Your strategy: First, help your child manage his stress. Think of stress as being on a continuum ranging form 0 (relaxed and confident) to 10 (freaking out). When you're at level 7 or higher, it's hard to think rationally or be productive. This is where the "I can't do it" thinking starts to take over. So, help your child calm down so he can focus. You might try deep breathing, jumping on a bed, watching a brief funny video, or listening to a favorite song.
Once your child feels as though his stress level is below 7, help him problem-solve by breaking down the project into the specific steps that need to happen in order to finish. This will make the large task feel more manageable and achievable. To get the process started, ask your child questions such as What are the specific steps that will take you from where you are now to where you want to go? Have him write each step down, no matter how small, then tackle them one-by-one. As he finishes each step, he can check it off. This will reinforce his progress, and help him stay motivated to finish the project.
Your strategy: Kids can take feedback very personally, even when it's constructive. So when someone says, Do X differently, what they can often hear is (1) A negative comment, or "You messed up," and (2) An evaluation of who they are as a person, or "You're no good." Start by explaining that people speak in certain tones for different reasons. For example, a coach who yells at her team might feel frustrated because she knows they can do better. Reinforce the fact that the coach believes in your child (or she wouldn't be on the team), and prompt her to think about how the feedback can be helpful: What if she did apply what they coach is saying? How could her game get even better?

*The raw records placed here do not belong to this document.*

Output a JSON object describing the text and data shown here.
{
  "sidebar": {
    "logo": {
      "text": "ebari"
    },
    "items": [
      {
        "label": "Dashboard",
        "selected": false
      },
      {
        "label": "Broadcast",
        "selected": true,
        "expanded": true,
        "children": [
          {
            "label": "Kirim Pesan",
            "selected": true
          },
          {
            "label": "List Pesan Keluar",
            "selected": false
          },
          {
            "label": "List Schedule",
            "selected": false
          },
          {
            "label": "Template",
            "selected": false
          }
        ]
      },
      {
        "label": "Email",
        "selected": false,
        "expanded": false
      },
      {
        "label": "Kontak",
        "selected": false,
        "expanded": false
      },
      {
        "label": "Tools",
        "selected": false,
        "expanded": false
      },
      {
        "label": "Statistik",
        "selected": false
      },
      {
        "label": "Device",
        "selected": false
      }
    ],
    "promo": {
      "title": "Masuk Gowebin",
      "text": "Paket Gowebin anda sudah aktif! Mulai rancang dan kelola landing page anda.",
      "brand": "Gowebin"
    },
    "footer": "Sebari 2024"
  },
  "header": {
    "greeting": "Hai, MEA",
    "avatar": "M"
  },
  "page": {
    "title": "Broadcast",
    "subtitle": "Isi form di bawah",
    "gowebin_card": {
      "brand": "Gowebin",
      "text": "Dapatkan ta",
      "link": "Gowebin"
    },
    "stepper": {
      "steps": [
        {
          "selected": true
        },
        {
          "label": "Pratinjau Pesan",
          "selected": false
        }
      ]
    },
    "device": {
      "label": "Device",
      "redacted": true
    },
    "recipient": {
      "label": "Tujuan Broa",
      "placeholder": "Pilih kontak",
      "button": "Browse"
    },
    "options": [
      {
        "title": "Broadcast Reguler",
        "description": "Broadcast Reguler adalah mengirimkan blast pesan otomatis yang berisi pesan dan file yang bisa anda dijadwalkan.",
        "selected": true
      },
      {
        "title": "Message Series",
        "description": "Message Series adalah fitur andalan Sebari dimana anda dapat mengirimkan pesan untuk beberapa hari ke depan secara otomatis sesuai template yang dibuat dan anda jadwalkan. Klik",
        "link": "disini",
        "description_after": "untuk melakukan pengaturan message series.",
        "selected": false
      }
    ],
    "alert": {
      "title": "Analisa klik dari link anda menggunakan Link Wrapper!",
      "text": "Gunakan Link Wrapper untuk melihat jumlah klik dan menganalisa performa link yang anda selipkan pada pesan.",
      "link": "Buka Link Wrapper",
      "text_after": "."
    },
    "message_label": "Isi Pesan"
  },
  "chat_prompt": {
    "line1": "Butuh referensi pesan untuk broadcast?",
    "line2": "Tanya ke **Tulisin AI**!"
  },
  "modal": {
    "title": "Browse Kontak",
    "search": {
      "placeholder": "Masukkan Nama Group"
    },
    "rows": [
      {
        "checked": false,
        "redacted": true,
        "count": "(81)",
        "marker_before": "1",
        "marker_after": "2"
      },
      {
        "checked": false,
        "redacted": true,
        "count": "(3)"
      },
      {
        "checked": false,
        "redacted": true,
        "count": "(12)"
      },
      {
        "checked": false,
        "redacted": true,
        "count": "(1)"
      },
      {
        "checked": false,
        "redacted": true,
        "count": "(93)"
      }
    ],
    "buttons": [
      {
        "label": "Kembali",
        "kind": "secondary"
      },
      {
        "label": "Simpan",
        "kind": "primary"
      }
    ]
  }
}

Then, encourage your child to speak with the coach about his comments. She could say something like, "Coach, I know you told me to do X. I am going to focus on applying your advice, do you have any other pointers for me?" Then, after a few practices, she could follow up with the coach, and say, "I've been focusing on incorporating your comments. How do you think I am doing?" This will signal to the coach that her feedback was taken seriously, and she may rethink how she delivers her comments or criticism in the future.
Your strategy: Resist the urge to downplay the situation or your child's feelings. Telling him that it's not that big of a deal will confuse him, because, after all, it is a huge deal to him. And, he may be less likely to discuss these kinds of situations with you in the future. Instead, empathize and validate your child's feelings by saying something along the lines of, "It is OK to feel upset for a bit, then let's figure out what you want to do next." Then, talk him through the situation following these steps:
First, ask your child about situations in the past where he may have acted this way, and why he did it. Bring up instances in which his behavior was forgiven by another friend, or even a family member.
Then, talk about forgiveness -- what it is and what it isn't. For example, forgiveness isn't about letting someone walk all over you. It is about expressing your feelings, and letting the other person know (in a calm way) that his actions are hurtful. Remind your child that it's normal for friends and family to sometimes get upset with each other. You might want to give specific examples of how you worked though a rough patch with a close friend, family member, or partner.
You may also want to help your child rethink and reframe what happened. Maybe the friend is struggling with another situation, and his behavior was unintentional. Instead of thinking "He did this to me," your child may come to realize that his friend was simply focused on himself at the time.
If your child wants to discuss the situation with his friend, help him figure out what he'll say beforehand, and even practice role-playing with you. For example, your child might say something along the lines of, "I was really sad when you didn't invite me to the movies. I thought you were dissing me." Then, encourage him listen to what his friend has to say.
Your strategy: The key here is to help your child reframe her thinking, and talk about her fears in order to overcome them. Consider questions like, What's the worst that could happen? What's the best that could happen? What is likely to happen? This will help her shift away from catastrophic thinking, and hopefully see that there are more possible outcomes than she may realize.
Next, encourage your child to talk about her specific concerns related to trying out. Is she worried that she'll be devastated by not getting the part? That people will laugh? That she will completely freeze up on stage? Then, help her work through those fears. For example, discuss the potential upsides of trying out for the lead and not getting it. Since the teacher knows she's interested in theater, perhaps she'll keep her in mind for future performances, or might give her a different role that she wouldn't have gotten otherwise.
It can also be helpful to remind your child of past situations in which she overcame her insecurities -- whether it involved a social situation like sitting with new friends at lunch, or a school-related one, such as spending extra time on a difficult subject or skill -- and highlight the positive things that happened thanks to her courage.